The world may not be a fair place but nature doesn’t discriminate. It gives its fruits, its light, it’s wrath and problems equally to all. So when it comes to women having menopause, men aren’t far behind. They have Andropause; although it isn’t as troublesome as menopause it does have its own set of issues.
In a nutshell, andropause is the gradual decline of testosterone levels in men which leads to following symptoms: lower libido, mood swings, fatigue, osteoporosis, and weight gain. So overall a variance in the way they have been living life so far. There have been instances where the issue is termed as a mid-life crisis and simply ignored. But burying your head in the sand doesn’t make the problem go away, but if there are bigger issues to deal with one prioritize. The bigger issue for men is the chances of getting prostate cancer in later stages of life and this also is linked to men’s favourite testosterone.
Hence we decided to take a closer look at both of them and see what the correlation is:
Age: Well this link is obvious and can’t be denied. Andropause starts around 50 years of age and the risk of running prostate cancer also increases after 50. Moreover, according to a study, it was observed that around 80% of prostate cancer cases were in males 65 years or older.
Testosterone: Well this here is a tricky invisible thread joining the two.

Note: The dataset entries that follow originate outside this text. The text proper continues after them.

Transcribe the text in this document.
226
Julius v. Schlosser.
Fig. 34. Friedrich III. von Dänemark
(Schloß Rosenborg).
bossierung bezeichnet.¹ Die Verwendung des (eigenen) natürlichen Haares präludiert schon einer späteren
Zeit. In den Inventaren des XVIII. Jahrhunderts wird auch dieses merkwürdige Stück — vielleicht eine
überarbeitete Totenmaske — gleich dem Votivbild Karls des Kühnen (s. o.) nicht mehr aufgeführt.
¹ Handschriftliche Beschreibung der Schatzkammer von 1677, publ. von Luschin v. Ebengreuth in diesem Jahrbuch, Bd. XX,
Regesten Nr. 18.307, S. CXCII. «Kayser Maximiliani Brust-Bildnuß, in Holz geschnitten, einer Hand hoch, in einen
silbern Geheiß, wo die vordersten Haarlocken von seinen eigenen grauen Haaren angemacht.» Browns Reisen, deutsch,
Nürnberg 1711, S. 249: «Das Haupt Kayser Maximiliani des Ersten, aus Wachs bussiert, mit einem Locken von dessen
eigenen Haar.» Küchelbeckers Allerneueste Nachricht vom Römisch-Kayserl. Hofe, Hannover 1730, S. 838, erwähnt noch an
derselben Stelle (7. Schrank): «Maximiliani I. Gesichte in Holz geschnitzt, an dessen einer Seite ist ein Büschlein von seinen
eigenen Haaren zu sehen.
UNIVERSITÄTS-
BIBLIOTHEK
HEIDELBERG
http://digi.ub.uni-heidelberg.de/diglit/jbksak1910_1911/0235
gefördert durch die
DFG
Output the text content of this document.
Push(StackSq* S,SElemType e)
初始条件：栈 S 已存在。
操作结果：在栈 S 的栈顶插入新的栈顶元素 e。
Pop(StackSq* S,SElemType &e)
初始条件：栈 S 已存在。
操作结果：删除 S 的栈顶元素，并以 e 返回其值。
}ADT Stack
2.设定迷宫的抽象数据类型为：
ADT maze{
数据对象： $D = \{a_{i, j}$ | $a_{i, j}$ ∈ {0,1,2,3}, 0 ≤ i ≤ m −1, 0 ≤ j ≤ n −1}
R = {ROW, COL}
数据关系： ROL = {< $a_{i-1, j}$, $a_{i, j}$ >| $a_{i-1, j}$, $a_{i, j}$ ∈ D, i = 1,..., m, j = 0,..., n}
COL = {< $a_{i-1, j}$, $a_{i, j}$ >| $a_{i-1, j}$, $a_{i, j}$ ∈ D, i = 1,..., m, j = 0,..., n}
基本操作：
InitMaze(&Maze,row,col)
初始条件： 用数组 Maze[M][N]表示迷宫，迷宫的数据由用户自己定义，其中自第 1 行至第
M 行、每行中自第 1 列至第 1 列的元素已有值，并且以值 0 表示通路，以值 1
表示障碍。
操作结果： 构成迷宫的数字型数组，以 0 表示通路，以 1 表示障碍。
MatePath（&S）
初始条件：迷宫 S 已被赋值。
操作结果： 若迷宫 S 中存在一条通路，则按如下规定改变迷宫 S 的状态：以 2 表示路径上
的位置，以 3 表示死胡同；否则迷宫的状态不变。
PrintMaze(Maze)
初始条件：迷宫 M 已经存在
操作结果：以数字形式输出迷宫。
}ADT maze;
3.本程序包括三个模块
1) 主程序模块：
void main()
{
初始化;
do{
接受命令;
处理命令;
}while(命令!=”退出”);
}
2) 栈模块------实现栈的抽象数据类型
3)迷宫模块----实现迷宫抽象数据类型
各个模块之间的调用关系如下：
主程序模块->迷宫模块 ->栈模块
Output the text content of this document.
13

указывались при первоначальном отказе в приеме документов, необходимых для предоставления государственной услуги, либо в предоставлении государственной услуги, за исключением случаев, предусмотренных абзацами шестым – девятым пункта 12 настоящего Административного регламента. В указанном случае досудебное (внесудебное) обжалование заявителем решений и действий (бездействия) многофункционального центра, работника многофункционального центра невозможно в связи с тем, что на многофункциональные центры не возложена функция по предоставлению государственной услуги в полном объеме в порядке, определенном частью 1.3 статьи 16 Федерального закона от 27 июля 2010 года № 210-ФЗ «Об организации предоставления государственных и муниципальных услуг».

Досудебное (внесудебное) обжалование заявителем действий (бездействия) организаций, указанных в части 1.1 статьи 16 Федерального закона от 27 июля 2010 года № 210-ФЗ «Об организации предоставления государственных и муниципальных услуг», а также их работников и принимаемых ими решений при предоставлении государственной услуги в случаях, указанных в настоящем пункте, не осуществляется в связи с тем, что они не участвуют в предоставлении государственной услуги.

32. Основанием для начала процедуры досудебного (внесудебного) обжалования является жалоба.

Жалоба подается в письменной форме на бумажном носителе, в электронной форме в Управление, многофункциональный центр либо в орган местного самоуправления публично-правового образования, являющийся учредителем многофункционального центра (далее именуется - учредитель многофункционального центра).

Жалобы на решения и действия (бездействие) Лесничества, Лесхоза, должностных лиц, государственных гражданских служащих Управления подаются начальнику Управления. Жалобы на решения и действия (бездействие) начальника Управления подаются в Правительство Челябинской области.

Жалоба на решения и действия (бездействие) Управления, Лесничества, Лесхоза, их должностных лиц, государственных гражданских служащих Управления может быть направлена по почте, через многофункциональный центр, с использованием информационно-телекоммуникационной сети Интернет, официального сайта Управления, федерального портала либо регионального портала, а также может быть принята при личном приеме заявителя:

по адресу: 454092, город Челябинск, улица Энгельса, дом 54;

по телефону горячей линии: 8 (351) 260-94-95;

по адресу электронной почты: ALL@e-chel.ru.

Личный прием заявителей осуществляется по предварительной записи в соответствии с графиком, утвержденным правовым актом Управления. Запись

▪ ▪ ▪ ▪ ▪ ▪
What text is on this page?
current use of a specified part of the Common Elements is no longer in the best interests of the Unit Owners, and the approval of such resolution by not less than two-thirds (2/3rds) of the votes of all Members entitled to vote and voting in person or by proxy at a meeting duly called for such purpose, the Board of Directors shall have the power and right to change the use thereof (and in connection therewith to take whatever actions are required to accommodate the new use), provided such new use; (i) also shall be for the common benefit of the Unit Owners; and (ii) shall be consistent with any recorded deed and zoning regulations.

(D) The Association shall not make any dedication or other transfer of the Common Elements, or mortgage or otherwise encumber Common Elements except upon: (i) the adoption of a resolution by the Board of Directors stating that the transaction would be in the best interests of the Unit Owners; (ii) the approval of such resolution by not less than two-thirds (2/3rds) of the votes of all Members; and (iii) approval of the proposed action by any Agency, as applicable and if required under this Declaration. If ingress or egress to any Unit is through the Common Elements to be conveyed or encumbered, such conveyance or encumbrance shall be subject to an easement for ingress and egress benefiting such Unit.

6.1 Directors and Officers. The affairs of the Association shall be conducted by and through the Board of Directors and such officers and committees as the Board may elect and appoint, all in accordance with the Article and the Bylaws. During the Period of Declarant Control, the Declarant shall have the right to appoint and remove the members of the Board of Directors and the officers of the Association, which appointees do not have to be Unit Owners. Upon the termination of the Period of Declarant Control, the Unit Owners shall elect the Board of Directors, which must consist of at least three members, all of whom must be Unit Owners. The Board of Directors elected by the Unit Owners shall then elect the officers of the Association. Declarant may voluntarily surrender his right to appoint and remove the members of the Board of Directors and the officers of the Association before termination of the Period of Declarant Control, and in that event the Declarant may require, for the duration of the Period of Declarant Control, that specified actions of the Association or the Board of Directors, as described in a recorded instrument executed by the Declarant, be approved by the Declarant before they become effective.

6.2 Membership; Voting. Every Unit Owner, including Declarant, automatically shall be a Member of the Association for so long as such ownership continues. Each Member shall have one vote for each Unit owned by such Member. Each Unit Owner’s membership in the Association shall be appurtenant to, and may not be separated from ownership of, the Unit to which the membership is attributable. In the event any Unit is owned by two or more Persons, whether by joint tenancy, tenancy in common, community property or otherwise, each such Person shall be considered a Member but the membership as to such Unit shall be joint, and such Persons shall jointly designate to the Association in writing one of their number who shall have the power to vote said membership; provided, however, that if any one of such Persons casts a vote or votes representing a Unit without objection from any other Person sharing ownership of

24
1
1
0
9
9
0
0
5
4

Invisible because even though testosterone helps prostate function, but when treating prostate cancer a hormonal therapy derived to reduce the testosterone levels are prescribed. Owing to this reason a higher level of testosterone is blamed for infuriating not creating this disease. In that sense, andropause should be anti-prostate cancer. But here comes the tricky part, for the treatment of andropause a hormonal therapy aiming to supply or increase testosterone levels in the body is recommended and hence takes the blame for increasing chances of prostate cancer. But the jury is still out for the final verdict.
Obesity: In general, being obese is a cul-de-sac whose opening leads to many health problems including prostate cancer. After andropause men are prone to weight gain. We are not sure of the exact reason behind it. It may be because of the fatigue or the mood disorders that they do not work out like they should and hence gain weight. Or you may think lower libido effects the way they work and leads them to obesity path raising the stakes in prostate cancer.
With this, we would like to reiterate the importance of leading a healthy lifestyle. If you want to enjoy your retirement then only retire from work and stress. Continue to eat healthily and exercise well, avoid smoking and sedentary lifestyle. Doing so will help you reduce the risk of both andropause and prostate cancer. So take care and stay young (at heart).